Here are the first nine teams in alphabetical order, with the league average in grey:
We didn’t really care for these, and I complained about it to my colleague and cubicle-partner Alicia Desantis, who suggested I make it look like the climate change “hockey stick charts.” (FYI, The image below, one of the better ones from Wikipedia, is meant to convey the form, not wade into the “Hockey Stick controversy“ if you believe there is one.)
Here’s what the first R sketch of that idea looked like – every team’s average strikeouts per game per year. (Red is the league average.)
At this point, we had a chart we liked and the process went forward like many of our other projects do. However, there was a key difference with this one that’s worth mentioning - all the rest of the sketches, edits and and design improvements happened in a web browser. (More on this later.)
Here are a few successions of this chart, made using D3:
As it appeared when published (Checkin #142)
UPDATE, now with more Voronoi, as per Mike’s request:
A few final technical notes worth mentioning:
Getting this data from baseball-reference.com requires a bit of scraping, and this project sold me for life on R’s XML package, which makes scraping fast and shamefully easy.
In the final project, there are three interactive charts and a table on the page, and they are all generated in D3 with just one data file. The whole chart form – line selection, tooltip, calculating averages – is easily abstracted out, and for the first time I felt some of the same sketching power in a browser that I’d seen only with R: the concept that if you can make one chart, you can make a hundred with the same effort. But with D3, the sketches are already in a browser and wired for interaction! From a development point of view, it felt tremendously powerful. (For many of you this might be obvious, but old habits die hard.)

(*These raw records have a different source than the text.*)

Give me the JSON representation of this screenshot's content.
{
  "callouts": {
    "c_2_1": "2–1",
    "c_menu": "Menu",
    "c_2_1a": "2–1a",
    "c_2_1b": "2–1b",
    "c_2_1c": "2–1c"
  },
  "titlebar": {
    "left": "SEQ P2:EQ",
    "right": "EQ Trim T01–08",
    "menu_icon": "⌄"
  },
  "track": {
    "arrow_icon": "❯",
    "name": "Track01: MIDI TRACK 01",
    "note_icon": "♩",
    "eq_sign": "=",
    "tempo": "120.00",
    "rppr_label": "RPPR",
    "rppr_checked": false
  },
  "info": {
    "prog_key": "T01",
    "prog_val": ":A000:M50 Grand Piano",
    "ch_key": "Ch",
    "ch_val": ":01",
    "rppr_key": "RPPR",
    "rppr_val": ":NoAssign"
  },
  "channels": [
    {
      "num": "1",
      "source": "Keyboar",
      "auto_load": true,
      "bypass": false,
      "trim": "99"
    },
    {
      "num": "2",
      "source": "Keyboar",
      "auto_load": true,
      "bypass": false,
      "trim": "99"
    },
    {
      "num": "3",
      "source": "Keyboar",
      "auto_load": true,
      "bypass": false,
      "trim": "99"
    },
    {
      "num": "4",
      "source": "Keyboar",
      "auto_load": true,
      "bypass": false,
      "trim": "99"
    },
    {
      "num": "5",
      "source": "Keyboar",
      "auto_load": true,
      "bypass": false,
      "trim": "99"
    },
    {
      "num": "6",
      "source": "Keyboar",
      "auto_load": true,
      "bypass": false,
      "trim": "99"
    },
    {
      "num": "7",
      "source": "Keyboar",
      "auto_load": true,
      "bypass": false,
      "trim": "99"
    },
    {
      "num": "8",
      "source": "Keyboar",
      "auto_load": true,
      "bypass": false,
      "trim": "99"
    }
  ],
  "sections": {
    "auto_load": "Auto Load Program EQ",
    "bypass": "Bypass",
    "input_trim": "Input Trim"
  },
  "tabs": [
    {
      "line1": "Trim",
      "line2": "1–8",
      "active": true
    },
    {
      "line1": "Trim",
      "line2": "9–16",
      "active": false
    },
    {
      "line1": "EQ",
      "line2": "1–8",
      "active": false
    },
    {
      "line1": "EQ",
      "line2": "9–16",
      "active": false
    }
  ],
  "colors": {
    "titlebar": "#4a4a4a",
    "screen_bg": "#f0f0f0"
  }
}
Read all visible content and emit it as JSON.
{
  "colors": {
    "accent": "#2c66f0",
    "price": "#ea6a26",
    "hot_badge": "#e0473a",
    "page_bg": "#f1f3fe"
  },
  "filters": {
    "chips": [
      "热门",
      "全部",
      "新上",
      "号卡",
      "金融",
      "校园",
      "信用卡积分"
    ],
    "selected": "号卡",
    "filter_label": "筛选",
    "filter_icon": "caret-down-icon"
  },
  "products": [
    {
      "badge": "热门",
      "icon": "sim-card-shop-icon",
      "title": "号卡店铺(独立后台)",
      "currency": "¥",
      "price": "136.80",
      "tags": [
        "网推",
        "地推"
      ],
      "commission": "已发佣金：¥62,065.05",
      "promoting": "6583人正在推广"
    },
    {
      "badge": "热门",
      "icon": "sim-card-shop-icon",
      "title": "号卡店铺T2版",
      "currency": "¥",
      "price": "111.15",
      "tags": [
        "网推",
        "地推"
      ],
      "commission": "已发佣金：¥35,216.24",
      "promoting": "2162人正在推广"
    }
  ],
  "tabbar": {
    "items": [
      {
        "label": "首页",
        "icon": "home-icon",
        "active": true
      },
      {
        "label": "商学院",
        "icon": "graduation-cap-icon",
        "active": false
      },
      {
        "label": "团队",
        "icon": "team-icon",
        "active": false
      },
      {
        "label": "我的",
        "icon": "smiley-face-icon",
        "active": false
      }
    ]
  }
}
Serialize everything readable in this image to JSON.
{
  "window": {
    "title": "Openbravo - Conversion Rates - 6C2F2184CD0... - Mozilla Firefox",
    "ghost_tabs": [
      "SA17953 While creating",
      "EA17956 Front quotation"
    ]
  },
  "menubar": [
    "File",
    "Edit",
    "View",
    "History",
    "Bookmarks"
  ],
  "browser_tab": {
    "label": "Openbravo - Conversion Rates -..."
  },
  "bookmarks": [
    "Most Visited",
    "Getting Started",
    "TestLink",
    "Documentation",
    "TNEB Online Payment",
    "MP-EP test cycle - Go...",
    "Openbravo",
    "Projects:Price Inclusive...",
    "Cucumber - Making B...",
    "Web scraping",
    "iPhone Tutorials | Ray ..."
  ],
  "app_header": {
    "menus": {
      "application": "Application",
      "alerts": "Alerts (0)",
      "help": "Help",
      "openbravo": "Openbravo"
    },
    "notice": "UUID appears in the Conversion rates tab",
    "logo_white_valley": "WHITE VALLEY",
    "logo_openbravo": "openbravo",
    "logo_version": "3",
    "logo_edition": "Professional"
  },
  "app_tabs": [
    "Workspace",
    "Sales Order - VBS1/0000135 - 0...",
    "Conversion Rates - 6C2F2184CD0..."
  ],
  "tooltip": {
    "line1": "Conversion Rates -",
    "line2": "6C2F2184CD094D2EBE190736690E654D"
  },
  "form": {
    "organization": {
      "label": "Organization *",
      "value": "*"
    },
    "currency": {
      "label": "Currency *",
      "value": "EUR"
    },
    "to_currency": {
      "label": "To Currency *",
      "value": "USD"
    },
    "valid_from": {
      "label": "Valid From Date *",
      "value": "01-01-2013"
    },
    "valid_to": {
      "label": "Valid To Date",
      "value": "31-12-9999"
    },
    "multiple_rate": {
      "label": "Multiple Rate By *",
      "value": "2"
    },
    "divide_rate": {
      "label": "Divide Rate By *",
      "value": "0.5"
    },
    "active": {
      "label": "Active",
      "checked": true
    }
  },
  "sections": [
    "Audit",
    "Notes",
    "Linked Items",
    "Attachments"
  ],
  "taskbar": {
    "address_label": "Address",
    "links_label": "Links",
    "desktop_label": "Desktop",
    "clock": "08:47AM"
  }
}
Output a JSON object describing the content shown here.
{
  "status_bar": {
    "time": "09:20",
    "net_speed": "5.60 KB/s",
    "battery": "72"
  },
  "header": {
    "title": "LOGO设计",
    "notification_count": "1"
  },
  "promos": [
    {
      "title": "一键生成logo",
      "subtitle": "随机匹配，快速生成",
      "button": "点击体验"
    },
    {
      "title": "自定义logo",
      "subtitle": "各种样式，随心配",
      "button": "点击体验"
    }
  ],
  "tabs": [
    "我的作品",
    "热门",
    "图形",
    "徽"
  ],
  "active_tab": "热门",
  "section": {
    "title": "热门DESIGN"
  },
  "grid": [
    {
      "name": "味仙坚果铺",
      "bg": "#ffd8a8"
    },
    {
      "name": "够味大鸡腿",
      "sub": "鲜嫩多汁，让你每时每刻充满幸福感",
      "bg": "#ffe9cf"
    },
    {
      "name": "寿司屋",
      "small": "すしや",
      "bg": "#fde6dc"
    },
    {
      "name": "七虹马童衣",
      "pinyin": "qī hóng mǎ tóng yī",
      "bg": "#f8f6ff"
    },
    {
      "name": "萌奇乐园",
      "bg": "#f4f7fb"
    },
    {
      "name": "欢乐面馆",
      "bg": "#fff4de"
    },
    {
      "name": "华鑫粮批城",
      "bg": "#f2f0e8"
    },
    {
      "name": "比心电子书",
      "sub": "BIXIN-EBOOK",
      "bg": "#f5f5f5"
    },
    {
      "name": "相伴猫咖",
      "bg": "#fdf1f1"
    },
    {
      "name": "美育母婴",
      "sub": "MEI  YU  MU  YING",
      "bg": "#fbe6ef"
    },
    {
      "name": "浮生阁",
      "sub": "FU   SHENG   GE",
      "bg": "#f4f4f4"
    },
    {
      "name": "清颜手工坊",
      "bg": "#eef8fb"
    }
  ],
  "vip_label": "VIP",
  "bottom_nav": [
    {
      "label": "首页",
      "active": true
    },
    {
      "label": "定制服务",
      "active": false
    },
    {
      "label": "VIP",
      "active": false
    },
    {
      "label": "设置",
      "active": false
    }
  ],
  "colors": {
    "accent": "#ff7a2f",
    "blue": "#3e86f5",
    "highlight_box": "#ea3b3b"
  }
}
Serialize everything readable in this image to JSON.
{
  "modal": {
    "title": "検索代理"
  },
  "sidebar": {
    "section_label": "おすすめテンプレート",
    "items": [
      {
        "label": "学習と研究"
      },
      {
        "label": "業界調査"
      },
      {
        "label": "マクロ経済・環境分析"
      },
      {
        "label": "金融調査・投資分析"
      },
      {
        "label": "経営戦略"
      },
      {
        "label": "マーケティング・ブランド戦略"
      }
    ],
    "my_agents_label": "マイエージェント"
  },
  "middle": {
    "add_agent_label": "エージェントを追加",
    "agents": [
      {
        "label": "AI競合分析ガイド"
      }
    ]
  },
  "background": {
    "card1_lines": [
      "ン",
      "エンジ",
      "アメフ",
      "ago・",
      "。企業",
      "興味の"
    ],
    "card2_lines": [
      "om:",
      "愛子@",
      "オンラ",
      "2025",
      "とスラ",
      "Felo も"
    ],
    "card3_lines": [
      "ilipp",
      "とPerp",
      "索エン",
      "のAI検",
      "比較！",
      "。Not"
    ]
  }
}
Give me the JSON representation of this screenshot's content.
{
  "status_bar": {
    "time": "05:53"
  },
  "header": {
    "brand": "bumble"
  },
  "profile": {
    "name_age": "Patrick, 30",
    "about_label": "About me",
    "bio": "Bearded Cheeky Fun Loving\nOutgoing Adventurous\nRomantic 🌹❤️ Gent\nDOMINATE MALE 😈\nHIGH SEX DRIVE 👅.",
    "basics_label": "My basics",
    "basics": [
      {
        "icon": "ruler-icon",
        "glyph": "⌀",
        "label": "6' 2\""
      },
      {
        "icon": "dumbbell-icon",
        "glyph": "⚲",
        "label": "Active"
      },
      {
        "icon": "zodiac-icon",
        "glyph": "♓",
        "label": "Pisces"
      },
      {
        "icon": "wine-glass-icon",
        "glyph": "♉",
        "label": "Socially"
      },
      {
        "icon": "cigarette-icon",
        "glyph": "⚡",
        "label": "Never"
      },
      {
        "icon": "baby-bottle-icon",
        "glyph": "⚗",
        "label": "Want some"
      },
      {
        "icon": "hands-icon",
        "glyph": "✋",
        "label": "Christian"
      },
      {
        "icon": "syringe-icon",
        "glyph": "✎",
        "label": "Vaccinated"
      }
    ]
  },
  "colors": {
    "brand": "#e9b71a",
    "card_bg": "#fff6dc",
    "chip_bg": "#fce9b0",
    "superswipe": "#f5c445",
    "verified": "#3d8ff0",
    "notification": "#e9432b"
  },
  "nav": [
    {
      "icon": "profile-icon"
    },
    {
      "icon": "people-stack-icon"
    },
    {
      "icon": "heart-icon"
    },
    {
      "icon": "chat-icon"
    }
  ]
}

Also, thanks to the open-source SVG Crowbar bookmarklet developed by Shan Carter, this project represented a recent change in development process, for me, at least. Instead of developing both print and online charts separately, we were able to generate all the charts for print in a web browser at precisely the sizes we wanted, then save them down to Illustrator. Aside from being a useful shift in thinking, it saved a ton of time. (This isn’t the first time the department has done something like this – just the first time I did.)
For example, we included the small multiples in print, but we made them in D3 first:
Here’s the two-page spread in print. Again, all these charts were produced in a browser, saved to SVG and edited lightly in Illustrator.
Finally, for the record, most of the best parts of this graphic were made by Shan while I was on vacation (with standard last-minute triage from Amanda Cox and Mike Bostock), and all the meaningful annotation was from Joe Ward, who, did you know, played D1 baseball and was a scout for the Cleveland Indians before coming to the Times?